Inclusion Criteria |
Notably, patients were allowed to enroll in the trial if they had tandem stenosis (two separate stenosis lesions) of the proximal and distal ICA, the proximal lesion being amenable to carotid endarterectomy18 and the distal lesion qualifying for EC-IC bypass. Which surgery was performed first was left to the discretion of the operating surgeons, with the caveat that CEA, if performed first, was to occur at least 30 days prior to randomization in the EC-IC Bypass Trial.

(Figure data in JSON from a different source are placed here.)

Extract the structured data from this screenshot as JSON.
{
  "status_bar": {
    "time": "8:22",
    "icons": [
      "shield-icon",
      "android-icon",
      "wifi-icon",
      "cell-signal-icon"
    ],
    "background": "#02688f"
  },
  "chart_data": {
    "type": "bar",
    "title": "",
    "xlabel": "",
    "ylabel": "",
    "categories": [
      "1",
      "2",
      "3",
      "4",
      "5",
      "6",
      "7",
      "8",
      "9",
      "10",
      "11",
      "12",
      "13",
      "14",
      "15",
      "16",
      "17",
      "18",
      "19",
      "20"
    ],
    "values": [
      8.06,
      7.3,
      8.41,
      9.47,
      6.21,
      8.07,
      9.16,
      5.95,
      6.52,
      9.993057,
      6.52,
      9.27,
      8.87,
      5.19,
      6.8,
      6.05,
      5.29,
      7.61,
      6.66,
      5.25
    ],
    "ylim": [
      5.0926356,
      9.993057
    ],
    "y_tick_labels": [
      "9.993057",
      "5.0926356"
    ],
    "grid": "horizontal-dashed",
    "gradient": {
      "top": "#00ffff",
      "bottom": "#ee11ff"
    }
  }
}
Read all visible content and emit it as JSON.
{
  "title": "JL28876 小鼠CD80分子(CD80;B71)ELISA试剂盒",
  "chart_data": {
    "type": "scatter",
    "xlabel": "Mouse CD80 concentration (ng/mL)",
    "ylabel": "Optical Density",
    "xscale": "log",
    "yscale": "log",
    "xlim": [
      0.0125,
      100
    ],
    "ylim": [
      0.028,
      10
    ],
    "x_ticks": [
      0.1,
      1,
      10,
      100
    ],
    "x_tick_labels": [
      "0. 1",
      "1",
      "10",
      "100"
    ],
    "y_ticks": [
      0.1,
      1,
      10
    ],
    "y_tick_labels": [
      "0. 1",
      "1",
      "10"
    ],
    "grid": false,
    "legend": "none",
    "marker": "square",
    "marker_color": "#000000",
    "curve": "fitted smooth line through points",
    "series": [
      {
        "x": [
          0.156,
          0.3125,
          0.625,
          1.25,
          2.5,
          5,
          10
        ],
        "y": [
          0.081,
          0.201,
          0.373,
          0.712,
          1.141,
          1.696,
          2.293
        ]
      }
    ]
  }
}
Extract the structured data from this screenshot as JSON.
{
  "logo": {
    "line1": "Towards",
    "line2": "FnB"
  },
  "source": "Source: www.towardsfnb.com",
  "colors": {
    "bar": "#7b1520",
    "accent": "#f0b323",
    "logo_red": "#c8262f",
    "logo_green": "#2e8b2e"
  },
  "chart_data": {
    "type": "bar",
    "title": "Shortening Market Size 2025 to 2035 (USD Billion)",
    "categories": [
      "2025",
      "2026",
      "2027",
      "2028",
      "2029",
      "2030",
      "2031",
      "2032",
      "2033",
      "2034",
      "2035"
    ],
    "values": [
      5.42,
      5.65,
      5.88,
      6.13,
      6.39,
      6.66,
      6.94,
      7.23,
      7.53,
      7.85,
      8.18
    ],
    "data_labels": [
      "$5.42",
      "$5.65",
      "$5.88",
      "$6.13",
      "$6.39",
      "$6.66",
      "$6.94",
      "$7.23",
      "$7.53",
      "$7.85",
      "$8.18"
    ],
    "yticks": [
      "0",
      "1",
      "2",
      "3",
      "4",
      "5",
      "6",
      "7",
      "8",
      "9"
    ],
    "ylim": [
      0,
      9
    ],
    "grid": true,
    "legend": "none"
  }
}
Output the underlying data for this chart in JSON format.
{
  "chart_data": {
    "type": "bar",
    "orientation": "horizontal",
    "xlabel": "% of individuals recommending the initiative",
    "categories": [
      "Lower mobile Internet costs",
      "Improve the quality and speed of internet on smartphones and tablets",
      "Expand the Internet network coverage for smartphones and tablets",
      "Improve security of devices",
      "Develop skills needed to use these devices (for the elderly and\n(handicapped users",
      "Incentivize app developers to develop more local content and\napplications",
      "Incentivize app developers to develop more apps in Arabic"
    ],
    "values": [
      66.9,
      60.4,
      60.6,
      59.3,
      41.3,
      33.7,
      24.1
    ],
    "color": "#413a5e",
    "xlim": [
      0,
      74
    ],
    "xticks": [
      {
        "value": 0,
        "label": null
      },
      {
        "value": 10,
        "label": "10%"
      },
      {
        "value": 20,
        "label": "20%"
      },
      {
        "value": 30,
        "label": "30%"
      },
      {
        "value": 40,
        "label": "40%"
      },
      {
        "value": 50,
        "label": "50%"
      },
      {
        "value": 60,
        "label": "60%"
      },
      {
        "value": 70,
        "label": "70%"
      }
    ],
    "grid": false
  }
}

The results of the trial demonstrated that EC-IC bypass provided no significant reduction in major and fatal strokes, ipsilateral strokes, major ipsilateral strokes, or all strokes and deaths combined. Separate analyses in patients with different angiographic lesions did not identify a subgroup with any benefit from surgery. They also reported 30-day surgical mortality and major stroke morbidity rates of 0.6% and 2.5%, respectively. The graft patency rate was reported as 96%, roughly similar to previous series.19
Study Criticism
Furthermore, the bypass study contained no description of patients’ collateral circulation sources into the clinically affected hemisphere. This information was considered critical with the advent of carotid endarterectomy data showing that intraoperative determination of collateral flow by radioactive xenon washout was predictive of subsequent stroke: no infarctions occurred in patients with collateral CBF greater than 40 ml/100 g/min, whereas strokes incidence was 3.4% per year when CBF was less than 25 ml/100 g/min.20 The concept applies to EC-IC bypass in that the ideal candidate would be one with naturally available but insufficient collateral channels, for which the bypass would provide improved blood flow.